Alors, Oncle Déglingué, Sammie et les castors commencèrent à travailler. Rapidement et silencieusement, ils creusèrent dans la terre molle, entassant la terre d’un côté, et faisant une tranchée pour que l’eau de pluie puisse s’écouler dans le ruisseau. Bientôt, la petite mare qui s’était formée autour de la tente des garçons campeurs s’était drainée.
« Maintenant, ils n’auront plus de problèmes, et nous pouvons rentrer à la maison » dit Oncle Déglingué alors que lui et ses amis, tous trempés et couverts de boue, terminaient la tranchée.
Ils rentrèrent chez eux, sous la pluie, pour manger quelque chose et se sécher. Et le lendemain matin, bien qu’il pleuvait encore, l’eau ne monta pas à l’intérieur de la tente. Aucune goutte ne passa par le toit, car celui-ci était comme un parapluie, la toile étant tendue sur la faîtière.

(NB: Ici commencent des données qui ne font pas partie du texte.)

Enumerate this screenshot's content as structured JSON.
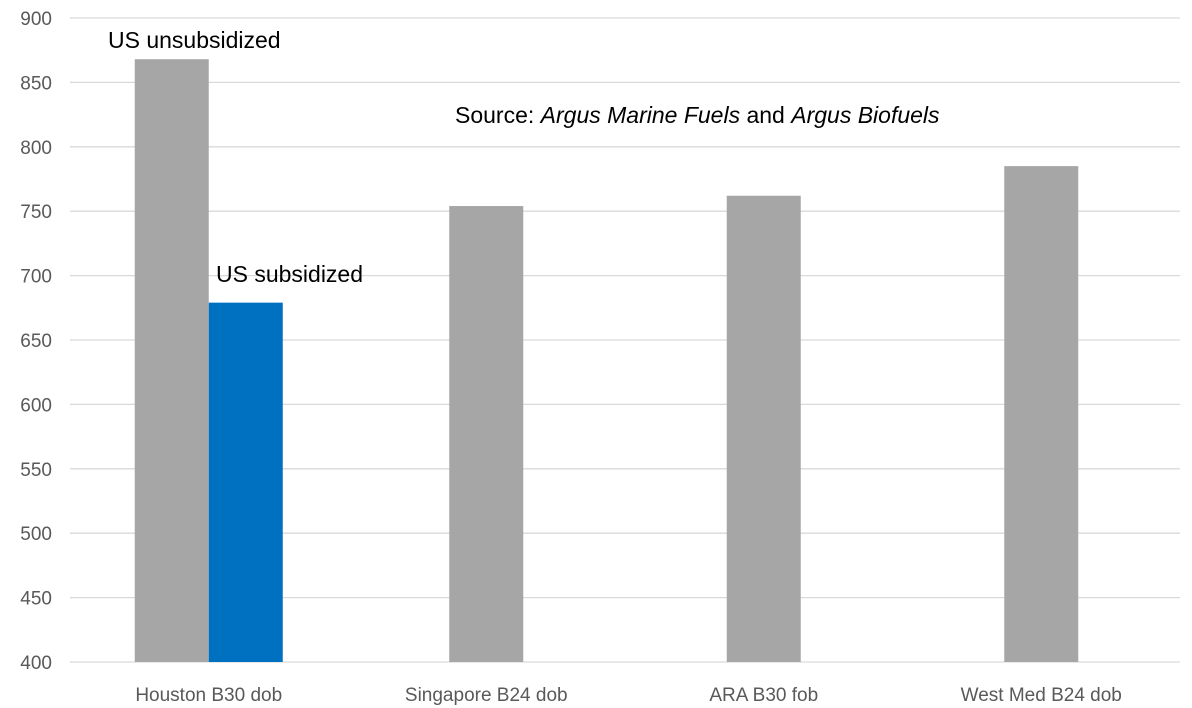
{
  "chart_data": {
    "type": "bar",
    "title": "",
    "xlabel": "",
    "ylabel": "",
    "ylim": [
      400,
      900
    ],
    "yticks": [
      400,
      450,
      500,
      550,
      600,
      650,
      700,
      750,
      800,
      850,
      900
    ],
    "grid": true,
    "legend": "none",
    "categories": [
      "Houston B30 dob",
      "Singapore B24 dob",
      "ARA B30 fob",
      "West Med B24 dob"
    ],
    "series": [
      {
        "name": "US unsubsidized",
        "color": "#a6a6a6",
        "values": [
          868,
          754,
          762,
          785
        ]
      },
      {
        "name": "US subsidized",
        "color": "#0070c0",
        "values": [
          679,
          null,
          null,
          null
        ]
      }
    ],
    "annotations": [
      {
        "segments": [
          {
            "text": "US unsubsidized",
            "italic": false
          }
        ]
      },
      {
        "segments": [
          {
            "text": "US subsidized",
            "italic": false
          }
        ]
      },
      {
        "segments": [
          {
            "text": "Source: ",
            "italic": false
          },
          {
            "text": "Argus Marine Fuels",
            "italic": true
          },
          {
            "text": " and ",
            "italic": false
          },
          {
            "text": "Argus Biofuels",
            "italic": true
          }
        ]
      }
    ]
  }
}
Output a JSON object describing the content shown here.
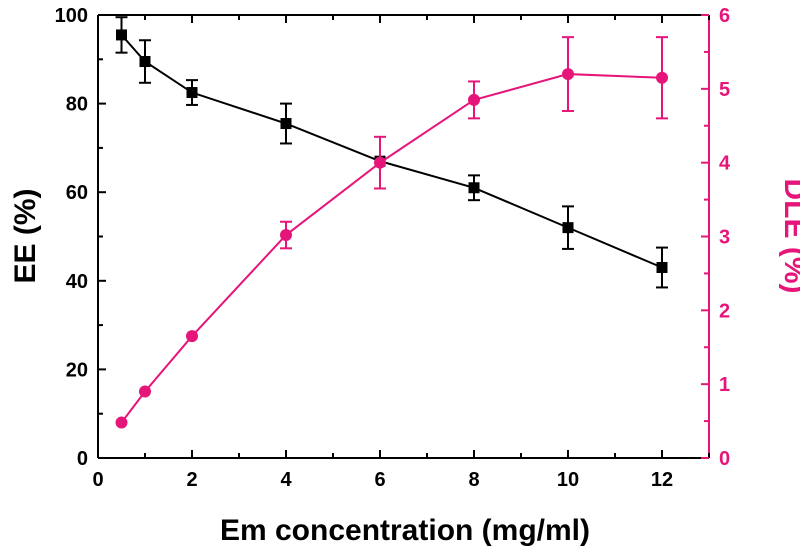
{
  "chart_data": {
    "type": "line",
    "xlabel": "Em concentration (mg/ml)",
    "ylabel": "EE (%)",
    "y2label": "DLE (%)",
    "xlim": [
      0,
      13
    ],
    "ylim": [
      0,
      100
    ],
    "y2lim": [
      0,
      6
    ],
    "xticks": [
      0,
      2,
      4,
      6,
      8,
      10,
      12
    ],
    "yticks": [
      0,
      20,
      40,
      60,
      80,
      100
    ],
    "y2ticks": [
      0,
      1,
      2,
      3,
      4,
      5,
      6
    ],
    "grid": false,
    "series": [
      {
        "axis": "left",
        "color": "#000000",
        "marker": "square",
        "x": [
          0.5,
          1,
          2,
          4,
          6,
          8,
          10,
          12
        ],
        "y": [
          95.5,
          89.5,
          82.5,
          75.5,
          67,
          61,
          52,
          43
        ],
        "error": [
          4,
          4.8,
          2.8,
          4.5,
          0,
          2.8,
          4.8,
          4.5
        ]
      },
      {
        "axis": "right",
        "color": "#e6157a",
        "marker": "circle",
        "x": [
          0.5,
          1,
          2,
          4,
          6,
          8,
          10,
          12
        ],
        "y": [
          0.48,
          0.9,
          1.65,
          3.02,
          4.0,
          4.85,
          5.2,
          5.15
        ],
        "error": [
          0,
          0,
          0,
          0.18,
          0.35,
          0.25,
          0.5,
          0.55
        ]
      }
    ]
  }
}
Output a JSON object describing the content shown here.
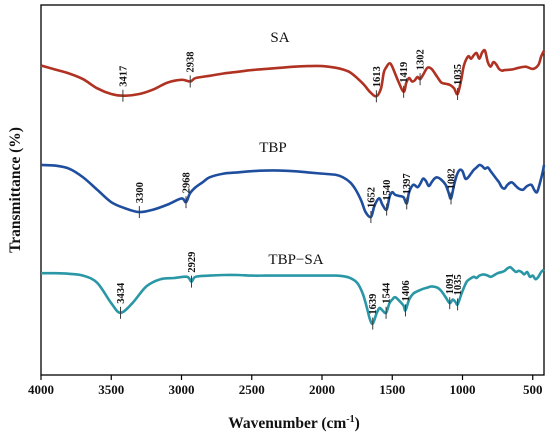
{
  "chart_data": {
    "type": "line",
    "xlabel": "Wavenumber (cm",
    "xlabel_sup": "-1",
    "xlabel_close": ")",
    "ylabel": "Transmittance (%)",
    "xlim": [
      4000,
      420
    ],
    "x_ticks": [
      4000,
      3500,
      3000,
      2500,
      2000,
      1500,
      1000,
      500
    ],
    "grid": false,
    "y_axis_ticks": false,
    "series": [
      {
        "name": "SA",
        "color": "#B03222",
        "points": [
          [
            4000,
            0.36
          ],
          [
            3900,
            0.43
          ],
          [
            3800,
            0.5
          ],
          [
            3700,
            0.6
          ],
          [
            3600,
            0.76
          ],
          [
            3500,
            0.86
          ],
          [
            3417,
            0.89
          ],
          [
            3300,
            0.86
          ],
          [
            3200,
            0.78
          ],
          [
            3100,
            0.66
          ],
          [
            3000,
            0.61
          ],
          [
            2938,
            0.64
          ],
          [
            2900,
            0.58
          ],
          [
            2800,
            0.54
          ],
          [
            2700,
            0.5
          ],
          [
            2600,
            0.47
          ],
          [
            2500,
            0.44
          ],
          [
            2400,
            0.42
          ],
          [
            2300,
            0.4
          ],
          [
            2200,
            0.38
          ],
          [
            2100,
            0.37
          ],
          [
            2000,
            0.37
          ],
          [
            1900,
            0.4
          ],
          [
            1850,
            0.43
          ],
          [
            1800,
            0.48
          ],
          [
            1750,
            0.58
          ],
          [
            1700,
            0.7
          ],
          [
            1660,
            0.82
          ],
          [
            1613,
            0.9
          ],
          [
            1580,
            0.76
          ],
          [
            1560,
            0.48
          ],
          [
            1540,
            0.38
          ],
          [
            1520,
            0.32
          ],
          [
            1500,
            0.38
          ],
          [
            1460,
            0.62
          ],
          [
            1419,
            0.82
          ],
          [
            1400,
            0.66
          ],
          [
            1380,
            0.58
          ],
          [
            1360,
            0.64
          ],
          [
            1340,
            0.62
          ],
          [
            1320,
            0.56
          ],
          [
            1302,
            0.6
          ],
          [
            1280,
            0.52
          ],
          [
            1250,
            0.4
          ],
          [
            1220,
            0.42
          ],
          [
            1180,
            0.56
          ],
          [
            1150,
            0.66
          ],
          [
            1120,
            0.68
          ],
          [
            1090,
            0.7
          ],
          [
            1060,
            0.76
          ],
          [
            1035,
            0.86
          ],
          [
            1010,
            0.62
          ],
          [
            990,
            0.36
          ],
          [
            960,
            0.2
          ],
          [
            940,
            0.24
          ],
          [
            920,
            0.18
          ],
          [
            900,
            0.14
          ],
          [
            880,
            0.24
          ],
          [
            860,
            0.13
          ],
          [
            840,
            0.1
          ],
          [
            820,
            0.3
          ],
          [
            800,
            0.38
          ],
          [
            780,
            0.3
          ],
          [
            760,
            0.34
          ],
          [
            740,
            0.42
          ],
          [
            720,
            0.45
          ],
          [
            700,
            0.44
          ],
          [
            650,
            0.43
          ],
          [
            600,
            0.4
          ],
          [
            550,
            0.38
          ],
          [
            500,
            0.42
          ],
          [
            460,
            0.35
          ],
          [
            440,
            0.2
          ],
          [
            420,
            0.1
          ]
        ],
        "peaks": [
          {
            "x": 3417,
            "label": "3417"
          },
          {
            "x": 2938,
            "label": "2938"
          },
          {
            "x": 1613,
            "label": "1613"
          },
          {
            "x": 1419,
            "label": "1419"
          },
          {
            "x": 1302,
            "label": "1302"
          },
          {
            "x": 1035,
            "label": "1035"
          }
        ]
      },
      {
        "name": "TBP",
        "color": "#1F4E9E",
        "points": [
          [
            4000,
            0.08
          ],
          [
            3900,
            0.09
          ],
          [
            3800,
            0.14
          ],
          [
            3700,
            0.28
          ],
          [
            3600,
            0.48
          ],
          [
            3500,
            0.68
          ],
          [
            3400,
            0.78
          ],
          [
            3300,
            0.84
          ],
          [
            3200,
            0.8
          ],
          [
            3100,
            0.72
          ],
          [
            3000,
            0.62
          ],
          [
            2968,
            0.68
          ],
          [
            2940,
            0.54
          ],
          [
            2900,
            0.44
          ],
          [
            2850,
            0.36
          ],
          [
            2800,
            0.28
          ],
          [
            2700,
            0.22
          ],
          [
            2600,
            0.2
          ],
          [
            2500,
            0.18
          ],
          [
            2400,
            0.17
          ],
          [
            2300,
            0.17
          ],
          [
            2200,
            0.18
          ],
          [
            2100,
            0.2
          ],
          [
            2000,
            0.22
          ],
          [
            1900,
            0.24
          ],
          [
            1850,
            0.28
          ],
          [
            1800,
            0.36
          ],
          [
            1760,
            0.48
          ],
          [
            1720,
            0.66
          ],
          [
            1690,
            0.84
          ],
          [
            1652,
            0.92
          ],
          [
            1630,
            0.76
          ],
          [
            1610,
            0.66
          ],
          [
            1590,
            0.62
          ],
          [
            1570,
            0.72
          ],
          [
            1540,
            0.8
          ],
          [
            1520,
            0.6
          ],
          [
            1500,
            0.52
          ],
          [
            1480,
            0.56
          ],
          [
            1450,
            0.58
          ],
          [
            1420,
            0.6
          ],
          [
            1397,
            0.7
          ],
          [
            1380,
            0.52
          ],
          [
            1350,
            0.4
          ],
          [
            1320,
            0.44
          ],
          [
            1300,
            0.38
          ],
          [
            1280,
            0.3
          ],
          [
            1260,
            0.34
          ],
          [
            1240,
            0.42
          ],
          [
            1220,
            0.36
          ],
          [
            1200,
            0.3
          ],
          [
            1180,
            0.28
          ],
          [
            1150,
            0.32
          ],
          [
            1120,
            0.4
          ],
          [
            1100,
            0.52
          ],
          [
            1082,
            0.62
          ],
          [
            1060,
            0.4
          ],
          [
            1040,
            0.24
          ],
          [
            1020,
            0.16
          ],
          [
            1000,
            0.18
          ],
          [
            980,
            0.3
          ],
          [
            960,
            0.28
          ],
          [
            940,
            0.22
          ],
          [
            920,
            0.16
          ],
          [
            900,
            0.12
          ],
          [
            880,
            0.08
          ],
          [
            860,
            0.1
          ],
          [
            840,
            0.14
          ],
          [
            820,
            0.12
          ],
          [
            800,
            0.18
          ],
          [
            780,
            0.24
          ],
          [
            760,
            0.3
          ],
          [
            740,
            0.36
          ],
          [
            720,
            0.44
          ],
          [
            700,
            0.46
          ],
          [
            680,
            0.4
          ],
          [
            650,
            0.36
          ],
          [
            620,
            0.42
          ],
          [
            600,
            0.46
          ],
          [
            570,
            0.48
          ],
          [
            540,
            0.42
          ],
          [
            510,
            0.4
          ],
          [
            490,
            0.48
          ],
          [
            470,
            0.52
          ],
          [
            450,
            0.38
          ],
          [
            430,
            0.2
          ],
          [
            420,
            0.08
          ]
        ],
        "peaks": [
          {
            "x": 3300,
            "label": "3300"
          },
          {
            "x": 2968,
            "label": "2968"
          },
          {
            "x": 1652,
            "label": "1652"
          },
          {
            "x": 1540,
            "label": "1540"
          },
          {
            "x": 1397,
            "label": "1397"
          },
          {
            "x": 1082,
            "label": "1082"
          }
        ]
      },
      {
        "name": "TBP−SA",
        "color": "#2A97A6",
        "points": [
          [
            4000,
            0.12
          ],
          [
            3900,
            0.12
          ],
          [
            3800,
            0.13
          ],
          [
            3700,
            0.16
          ],
          [
            3600,
            0.28
          ],
          [
            3500,
            0.62
          ],
          [
            3434,
            0.78
          ],
          [
            3350,
            0.62
          ],
          [
            3250,
            0.34
          ],
          [
            3150,
            0.22
          ],
          [
            3050,
            0.2
          ],
          [
            2960,
            0.18
          ],
          [
            2929,
            0.26
          ],
          [
            2900,
            0.18
          ],
          [
            2800,
            0.16
          ],
          [
            2700,
            0.15
          ],
          [
            2600,
            0.15
          ],
          [
            2500,
            0.16
          ],
          [
            2400,
            0.16
          ],
          [
            2300,
            0.16
          ],
          [
            2200,
            0.16
          ],
          [
            2100,
            0.16
          ],
          [
            2000,
            0.16
          ],
          [
            1900,
            0.16
          ],
          [
            1850,
            0.17
          ],
          [
            1800,
            0.2
          ],
          [
            1750,
            0.28
          ],
          [
            1710,
            0.46
          ],
          [
            1680,
            0.7
          ],
          [
            1660,
            0.88
          ],
          [
            1639,
            0.96
          ],
          [
            1610,
            0.78
          ],
          [
            1590,
            0.7
          ],
          [
            1570,
            0.74
          ],
          [
            1544,
            0.78
          ],
          [
            1520,
            0.62
          ],
          [
            1500,
            0.56
          ],
          [
            1480,
            0.52
          ],
          [
            1450,
            0.58
          ],
          [
            1420,
            0.66
          ],
          [
            1406,
            0.74
          ],
          [
            1380,
            0.56
          ],
          [
            1350,
            0.46
          ],
          [
            1320,
            0.42
          ],
          [
            1280,
            0.38
          ],
          [
            1250,
            0.36
          ],
          [
            1220,
            0.34
          ],
          [
            1180,
            0.36
          ],
          [
            1150,
            0.42
          ],
          [
            1120,
            0.52
          ],
          [
            1091,
            0.62
          ],
          [
            1070,
            0.56
          ],
          [
            1050,
            0.6
          ],
          [
            1035,
            0.64
          ],
          [
            1010,
            0.48
          ],
          [
            990,
            0.36
          ],
          [
            970,
            0.26
          ],
          [
            950,
            0.22
          ],
          [
            920,
            0.18
          ],
          [
            900,
            0.2
          ],
          [
            880,
            0.16
          ],
          [
            850,
            0.14
          ],
          [
            820,
            0.16
          ],
          [
            800,
            0.18
          ],
          [
            780,
            0.16
          ],
          [
            750,
            0.12
          ],
          [
            720,
            0.1
          ],
          [
            700,
            0.08
          ],
          [
            680,
            0.04
          ],
          [
            660,
            0.02
          ],
          [
            640,
            0.06
          ],
          [
            620,
            0.1
          ],
          [
            600,
            0.08
          ],
          [
            580,
            0.1
          ],
          [
            560,
            0.14
          ],
          [
            540,
            0.1
          ],
          [
            520,
            0.18
          ],
          [
            500,
            0.16
          ],
          [
            480,
            0.22
          ],
          [
            460,
            0.18
          ],
          [
            440,
            0.1
          ],
          [
            420,
            0.06
          ]
        ],
        "peaks": [
          {
            "x": 3434,
            "label": "3434"
          },
          {
            "x": 2929,
            "label": "2929"
          },
          {
            "x": 1639,
            "label": "1639"
          },
          {
            "x": 1544,
            "label": "1544"
          },
          {
            "x": 1406,
            "label": "1406"
          },
          {
            "x": 1091,
            "label": "1091"
          },
          {
            "x": 1035,
            "label": "1035"
          }
        ]
      }
    ]
  }
}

« Oh, regardez ! » cria un garçon en arrivant à l’entrée de la tente, appelée le rabat. « Quelqu’un a creusé un fossé autour de notre camp, et maintenant nous serons protégés de la pluie ! »
« C’est un vrai petit canal ! » s’exclama un deuxième garçon. « Ce n’était pas là hier ! »
« Qui a fait ça ? » demandèrent les autres gamins.
Mais aucun d’eux ne le savait, et j’espère que vous ne le leur direz pas, car je veux garder cela secret.
Quand la pluie cessa, le sol autour de la tente sécha très rapidement grâce au fossé approprié qui avait été creusé. Les garçons campeurs déposèrent beaucoup de nourriture pour les animaux sur la souche plate. Et la prochaine fois qu’ils iraient camper, ils savaient qu’il fallait creuser une tranchée autour de leur tente.